The bulk of the allegations of wrongdoing focus on the eight years that Ryan was secretary of state before his 1998 election as governor.

Fawell was Ryan's chief of staff in the secretary of state's office and his 1998 campaign manager. He is the highest ranking official charged in the five-year operation Safe Road investigation of corruption under Ryan.

Ryan has not been charged with criminal wrongdoing in the investigation, which prosecutors said would be ongoing.

"We will continue to take this investigation to its logical end," Collins said. "We're not moving on to other matters. We are continuing this investigation."

Defense attorneys have been saying all along that Fawell was merely conducting business as usual in the rough and tumble of Illinois politics.

If overeager campaign workers went too far and broke the law, he couldn't have known about it, defense attorneys contend.

Jurors heard a fresh version of that argument Tuesday, with Citizens for Ryan attorney Thomas Breen saying the alleged wrongdoing really represented the inevitable mistakes that creep into political life.

"If there was an accounting mistake, if the records weren't perfectly kept, I'm sorry," Breen said. "It was a mistake. It was not an intent to defraud."

"I can't help but think the purpose here is just to peel open some political organization called Citizens for Ryan and look at every blemish and every mistake and everything that we would have done differently and throw it into a criminal charge of racketeering," Breen said.

Breen also echoed remarks on Monday by Fawell's chief defense counsel, Edward Genson, who said Fawell was a fall guy for co-workers who were frightened by prosecutors into cooking up evidence against him.

Collins denied that in emotional terms.
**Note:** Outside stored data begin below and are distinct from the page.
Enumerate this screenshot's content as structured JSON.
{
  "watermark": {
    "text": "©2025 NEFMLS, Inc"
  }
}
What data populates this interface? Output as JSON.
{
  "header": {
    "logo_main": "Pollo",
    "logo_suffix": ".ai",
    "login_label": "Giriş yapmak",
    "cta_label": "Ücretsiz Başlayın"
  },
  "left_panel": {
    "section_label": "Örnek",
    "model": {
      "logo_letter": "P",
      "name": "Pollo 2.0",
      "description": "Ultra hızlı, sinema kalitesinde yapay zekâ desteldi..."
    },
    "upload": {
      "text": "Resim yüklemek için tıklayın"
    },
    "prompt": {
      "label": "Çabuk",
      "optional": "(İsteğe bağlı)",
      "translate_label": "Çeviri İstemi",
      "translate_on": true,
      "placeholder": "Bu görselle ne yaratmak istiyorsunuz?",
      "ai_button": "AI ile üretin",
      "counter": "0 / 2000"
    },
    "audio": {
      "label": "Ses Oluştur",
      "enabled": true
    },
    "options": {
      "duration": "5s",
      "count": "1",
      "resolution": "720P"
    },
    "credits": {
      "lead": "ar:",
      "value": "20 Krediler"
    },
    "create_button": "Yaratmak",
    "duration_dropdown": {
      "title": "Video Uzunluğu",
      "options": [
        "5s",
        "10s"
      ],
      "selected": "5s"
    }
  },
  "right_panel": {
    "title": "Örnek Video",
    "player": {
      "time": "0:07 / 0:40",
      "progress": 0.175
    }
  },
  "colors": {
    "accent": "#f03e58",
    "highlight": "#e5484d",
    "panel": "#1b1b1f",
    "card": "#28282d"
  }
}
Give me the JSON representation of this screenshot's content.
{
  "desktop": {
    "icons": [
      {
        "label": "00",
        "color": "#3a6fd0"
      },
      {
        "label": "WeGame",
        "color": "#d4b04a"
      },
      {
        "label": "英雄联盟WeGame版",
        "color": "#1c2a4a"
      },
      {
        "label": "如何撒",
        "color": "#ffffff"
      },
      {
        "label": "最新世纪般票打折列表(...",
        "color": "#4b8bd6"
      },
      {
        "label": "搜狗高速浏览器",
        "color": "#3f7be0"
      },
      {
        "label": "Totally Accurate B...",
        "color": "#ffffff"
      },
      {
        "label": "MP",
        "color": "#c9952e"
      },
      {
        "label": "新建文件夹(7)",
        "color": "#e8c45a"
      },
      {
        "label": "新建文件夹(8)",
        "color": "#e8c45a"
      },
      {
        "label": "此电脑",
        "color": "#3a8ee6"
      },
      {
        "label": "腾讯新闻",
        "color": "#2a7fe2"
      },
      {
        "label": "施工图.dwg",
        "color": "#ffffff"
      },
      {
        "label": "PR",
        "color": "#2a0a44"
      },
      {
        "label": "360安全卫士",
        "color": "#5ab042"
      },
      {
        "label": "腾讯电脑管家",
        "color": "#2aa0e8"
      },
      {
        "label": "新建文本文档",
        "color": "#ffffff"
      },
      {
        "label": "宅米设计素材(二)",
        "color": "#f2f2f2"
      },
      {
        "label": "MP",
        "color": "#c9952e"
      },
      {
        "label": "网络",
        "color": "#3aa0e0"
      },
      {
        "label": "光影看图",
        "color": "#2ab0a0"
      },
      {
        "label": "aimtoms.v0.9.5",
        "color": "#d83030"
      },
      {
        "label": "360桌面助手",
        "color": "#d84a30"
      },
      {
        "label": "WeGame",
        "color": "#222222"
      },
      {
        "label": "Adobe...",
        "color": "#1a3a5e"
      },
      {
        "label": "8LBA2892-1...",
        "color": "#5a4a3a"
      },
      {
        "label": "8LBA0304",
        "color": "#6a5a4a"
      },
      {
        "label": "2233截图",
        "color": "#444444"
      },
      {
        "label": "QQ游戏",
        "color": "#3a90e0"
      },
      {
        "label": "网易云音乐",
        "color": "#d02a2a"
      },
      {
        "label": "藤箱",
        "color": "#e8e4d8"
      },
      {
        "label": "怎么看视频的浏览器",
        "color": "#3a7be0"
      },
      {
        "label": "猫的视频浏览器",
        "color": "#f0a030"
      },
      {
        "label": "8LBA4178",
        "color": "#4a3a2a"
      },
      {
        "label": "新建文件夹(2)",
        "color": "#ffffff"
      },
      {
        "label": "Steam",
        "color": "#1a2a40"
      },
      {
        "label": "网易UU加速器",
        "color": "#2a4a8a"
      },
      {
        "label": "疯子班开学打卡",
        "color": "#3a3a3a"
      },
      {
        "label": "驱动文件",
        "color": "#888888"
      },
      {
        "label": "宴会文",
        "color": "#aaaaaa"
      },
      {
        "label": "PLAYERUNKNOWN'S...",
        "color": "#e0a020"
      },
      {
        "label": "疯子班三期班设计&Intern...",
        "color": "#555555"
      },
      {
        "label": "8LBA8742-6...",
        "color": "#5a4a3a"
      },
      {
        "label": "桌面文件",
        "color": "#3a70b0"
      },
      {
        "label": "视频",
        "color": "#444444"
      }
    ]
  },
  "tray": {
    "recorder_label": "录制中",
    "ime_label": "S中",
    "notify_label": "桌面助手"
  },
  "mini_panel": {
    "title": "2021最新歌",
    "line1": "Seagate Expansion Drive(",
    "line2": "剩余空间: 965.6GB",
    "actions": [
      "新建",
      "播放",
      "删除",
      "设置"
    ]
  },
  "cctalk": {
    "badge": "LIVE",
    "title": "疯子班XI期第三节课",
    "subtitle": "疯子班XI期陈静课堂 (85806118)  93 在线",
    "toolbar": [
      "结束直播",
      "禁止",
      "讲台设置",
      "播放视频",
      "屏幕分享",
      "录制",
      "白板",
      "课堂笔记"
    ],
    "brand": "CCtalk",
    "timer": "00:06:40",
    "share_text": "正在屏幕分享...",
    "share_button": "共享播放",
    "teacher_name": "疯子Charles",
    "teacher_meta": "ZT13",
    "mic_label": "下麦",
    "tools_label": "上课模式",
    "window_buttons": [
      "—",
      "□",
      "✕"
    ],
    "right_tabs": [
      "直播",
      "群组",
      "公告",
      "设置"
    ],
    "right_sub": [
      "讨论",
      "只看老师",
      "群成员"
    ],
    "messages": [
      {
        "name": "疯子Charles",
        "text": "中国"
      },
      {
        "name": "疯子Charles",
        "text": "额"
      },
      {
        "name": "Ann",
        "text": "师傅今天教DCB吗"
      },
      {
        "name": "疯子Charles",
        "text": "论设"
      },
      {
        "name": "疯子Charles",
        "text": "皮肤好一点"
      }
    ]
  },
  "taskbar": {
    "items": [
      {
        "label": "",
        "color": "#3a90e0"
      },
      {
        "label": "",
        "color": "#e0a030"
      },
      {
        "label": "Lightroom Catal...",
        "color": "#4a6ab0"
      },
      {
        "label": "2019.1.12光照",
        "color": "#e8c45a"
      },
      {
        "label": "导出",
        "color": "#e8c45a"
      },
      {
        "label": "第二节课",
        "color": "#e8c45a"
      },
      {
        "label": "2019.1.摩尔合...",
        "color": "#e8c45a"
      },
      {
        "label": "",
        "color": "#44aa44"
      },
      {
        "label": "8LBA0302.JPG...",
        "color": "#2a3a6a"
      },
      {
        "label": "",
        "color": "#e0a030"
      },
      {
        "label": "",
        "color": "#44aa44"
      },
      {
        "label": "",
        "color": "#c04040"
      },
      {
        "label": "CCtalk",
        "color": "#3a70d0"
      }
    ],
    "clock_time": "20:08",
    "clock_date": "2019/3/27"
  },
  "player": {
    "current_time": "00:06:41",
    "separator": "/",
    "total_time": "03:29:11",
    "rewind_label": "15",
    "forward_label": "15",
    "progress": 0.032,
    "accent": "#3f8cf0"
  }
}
He said that if jurors believed such a claim "you should go back into that jury room and sign not guilty to everything you can get your hands on right away."

Collins focused some of his choicest scorn on a claim Monday by Genson that prosecutors had sent Fawell's friend-turned-federal informant Larry Hall to see state Sen. James "Pate" Philip, a Wood Dale Republican, to "bully" Philip into making incriminating statements while secretly taping their talk.

Philip was a defense witness who denied Hall's testimony that Philip had once fixed a state lease in exchange for a campaign contribution.

Collins said Hall was a political small fry in comparison to Philip, the former president of the Illinois Senate.

"The notion of someone like Larry Hall bullying Pate Philip is ludicrous," Collins said. He also warned jurors not to be put off by government testimony from someone like Hall, who began to help prosecutors after getting caught fixing a state contract and helping drunken drivers get bogus licenses.

"A play cast in Hell does not have angels for its actors," Collins said. "There is a lot of dirty stuff happening here."